Les commentateurs autorisés estiment que cet assouplissement est lié à une prise en compte d’une sorte de droit à l’information… et en particulier à la lenteur accrue de la justice qui repousserait d’autant la révélation des faits au public. Les journalistes, les auteurs de livres et leurs éditeurs ne sont pas directement visés par les textes en vigueur. Ils sont donc en général poursuivis pour recel de violation du secret de l’instruction, c’est-à-dire en raison de la détention de documents qui sont couverts par le secret. Aux yeux des juges, le rédacteur des pages litigieuses est toujours supposé être de mauvaise foi, puisqu’il ne peut ignorer la provenance illicite des informations qu’il reproduit.

Recel et divulgation

Et comme c’est toujours le cas pour tous les délits relevant du droit de l’information, le fait que les éléments secrets aient été déjà révélés par d’autres n’autorise pas leur reprise. Tout aussi paradoxalement, les actions en justice à l’encontre de l’éditeur et de son auteur sont facilitées lorsque les documents secrets sont publiés : la preuve du recel est alors flagrante. Mais si le livre ne fait qu’allusion au contenu de ces documents, sans que ceux-ci soient cités ou reproduits, il n’y a alors plus de poursuites possibles sur le fondement du recel; même si subsistent bien évidemment pour l’éditeur des problèmes de diffamation et de présomption d’innocence.

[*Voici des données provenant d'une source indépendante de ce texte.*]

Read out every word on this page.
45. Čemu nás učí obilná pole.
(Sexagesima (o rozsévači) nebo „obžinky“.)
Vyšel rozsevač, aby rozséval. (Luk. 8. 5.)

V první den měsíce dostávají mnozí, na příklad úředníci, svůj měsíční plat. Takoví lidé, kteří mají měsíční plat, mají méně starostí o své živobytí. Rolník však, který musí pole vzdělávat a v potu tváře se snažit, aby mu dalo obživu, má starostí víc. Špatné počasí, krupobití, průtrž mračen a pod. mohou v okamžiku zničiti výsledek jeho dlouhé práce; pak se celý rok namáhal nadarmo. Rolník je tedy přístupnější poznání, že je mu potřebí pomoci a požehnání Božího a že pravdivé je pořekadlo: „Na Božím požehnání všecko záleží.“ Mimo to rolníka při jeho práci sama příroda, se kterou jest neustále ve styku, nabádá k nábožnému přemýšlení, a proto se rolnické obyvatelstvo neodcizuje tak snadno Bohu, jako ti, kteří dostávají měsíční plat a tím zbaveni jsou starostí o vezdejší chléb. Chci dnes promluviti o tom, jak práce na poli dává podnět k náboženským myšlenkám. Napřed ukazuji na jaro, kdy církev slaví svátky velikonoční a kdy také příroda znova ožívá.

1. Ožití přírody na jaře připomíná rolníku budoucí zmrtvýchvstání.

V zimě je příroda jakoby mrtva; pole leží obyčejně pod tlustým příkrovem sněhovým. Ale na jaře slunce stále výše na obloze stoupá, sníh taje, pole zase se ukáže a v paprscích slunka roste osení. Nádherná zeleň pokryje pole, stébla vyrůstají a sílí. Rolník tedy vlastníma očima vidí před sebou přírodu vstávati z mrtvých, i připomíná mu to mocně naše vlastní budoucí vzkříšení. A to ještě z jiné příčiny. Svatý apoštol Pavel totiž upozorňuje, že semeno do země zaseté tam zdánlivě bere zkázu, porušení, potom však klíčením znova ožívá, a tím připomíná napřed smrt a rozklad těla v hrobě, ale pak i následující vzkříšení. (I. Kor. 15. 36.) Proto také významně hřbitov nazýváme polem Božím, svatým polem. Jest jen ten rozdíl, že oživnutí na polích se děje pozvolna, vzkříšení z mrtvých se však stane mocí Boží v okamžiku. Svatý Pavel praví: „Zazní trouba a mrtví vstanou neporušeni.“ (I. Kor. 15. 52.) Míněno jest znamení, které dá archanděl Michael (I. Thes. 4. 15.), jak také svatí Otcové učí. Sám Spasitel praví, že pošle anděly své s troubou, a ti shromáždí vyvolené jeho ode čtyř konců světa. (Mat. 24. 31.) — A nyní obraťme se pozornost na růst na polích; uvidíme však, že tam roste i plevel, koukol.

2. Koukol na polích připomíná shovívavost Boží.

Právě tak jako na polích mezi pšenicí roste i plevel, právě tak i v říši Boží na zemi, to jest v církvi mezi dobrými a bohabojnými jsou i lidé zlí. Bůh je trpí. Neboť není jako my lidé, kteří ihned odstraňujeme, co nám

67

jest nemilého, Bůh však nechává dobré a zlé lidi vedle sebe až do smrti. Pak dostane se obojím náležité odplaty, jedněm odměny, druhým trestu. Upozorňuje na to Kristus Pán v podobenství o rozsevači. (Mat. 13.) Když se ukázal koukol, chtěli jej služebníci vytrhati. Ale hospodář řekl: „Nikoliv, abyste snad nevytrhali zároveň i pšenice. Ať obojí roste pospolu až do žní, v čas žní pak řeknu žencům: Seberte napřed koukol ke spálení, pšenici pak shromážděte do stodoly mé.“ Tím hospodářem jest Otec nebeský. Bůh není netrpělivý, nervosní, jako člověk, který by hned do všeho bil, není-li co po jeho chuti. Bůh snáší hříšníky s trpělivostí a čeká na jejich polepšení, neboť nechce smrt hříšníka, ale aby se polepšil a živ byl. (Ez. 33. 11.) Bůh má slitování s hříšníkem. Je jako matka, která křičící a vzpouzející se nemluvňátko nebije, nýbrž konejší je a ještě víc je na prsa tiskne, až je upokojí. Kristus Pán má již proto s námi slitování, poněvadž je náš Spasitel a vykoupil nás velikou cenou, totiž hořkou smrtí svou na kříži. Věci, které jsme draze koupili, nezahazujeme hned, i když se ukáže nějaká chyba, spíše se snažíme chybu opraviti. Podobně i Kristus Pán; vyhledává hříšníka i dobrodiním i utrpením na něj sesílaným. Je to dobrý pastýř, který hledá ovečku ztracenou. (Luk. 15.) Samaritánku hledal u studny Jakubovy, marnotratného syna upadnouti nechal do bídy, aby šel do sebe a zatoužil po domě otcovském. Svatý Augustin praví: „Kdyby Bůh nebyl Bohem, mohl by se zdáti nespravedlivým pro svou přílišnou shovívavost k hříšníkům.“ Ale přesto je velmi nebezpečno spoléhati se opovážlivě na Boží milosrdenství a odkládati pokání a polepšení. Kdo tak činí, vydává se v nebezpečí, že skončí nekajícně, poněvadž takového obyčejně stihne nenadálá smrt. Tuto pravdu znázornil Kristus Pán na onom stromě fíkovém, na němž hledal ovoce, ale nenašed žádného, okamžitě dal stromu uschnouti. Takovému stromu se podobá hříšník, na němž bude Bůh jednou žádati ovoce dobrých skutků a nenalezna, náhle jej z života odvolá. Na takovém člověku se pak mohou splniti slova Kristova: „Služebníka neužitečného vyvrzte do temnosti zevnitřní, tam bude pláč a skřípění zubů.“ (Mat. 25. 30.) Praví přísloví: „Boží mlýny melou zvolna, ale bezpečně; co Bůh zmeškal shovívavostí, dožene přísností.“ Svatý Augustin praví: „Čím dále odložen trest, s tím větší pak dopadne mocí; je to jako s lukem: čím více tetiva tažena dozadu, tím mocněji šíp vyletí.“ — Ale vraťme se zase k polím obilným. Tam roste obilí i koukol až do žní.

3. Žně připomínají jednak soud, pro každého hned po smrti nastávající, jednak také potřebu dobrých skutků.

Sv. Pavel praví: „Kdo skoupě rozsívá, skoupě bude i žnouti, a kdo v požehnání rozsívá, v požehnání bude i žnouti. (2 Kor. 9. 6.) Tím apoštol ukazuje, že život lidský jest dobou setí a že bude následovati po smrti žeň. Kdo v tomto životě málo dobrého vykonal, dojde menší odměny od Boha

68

Cette loi sur la protection de la présomption d’innocence et les droits des victimes – dont la finalité est aussi louable, en théorie, pour la protection des individus que l’interprétation extrêmement délicate pour la liberté d’expression et d’information –, la fameuse « loi Guigou », sanctionne notamment « la diffusion d’une photo portant atteinte à la dignité de la victime d’un crime ou d’un délit ». La jurisprudence avait d’ailleurs devancé le législateur et a assimilé le concept, sans même avoir désormais besoin de textes spécifiques. C’est ainsi que, le 20 décembre 1999, la Cour de cassation s’est prononcée sur la publication de la photographie du cadavre du préfet Claude Érignac. Elle a considéré que « la photographie publiée représentait distinctement le corps et le visage du préfet assassiné, gisant sur la chaussée d’une rue », cette image étant dès lors « attentatoire à la dignité humaine ».

Les éditeurs auront compris que si les affaires judiciaires fascinent toujours autant les lecteurs, par une périlleuse mise en abime, leur exploitation sous forme de livre est aussi une source de procès.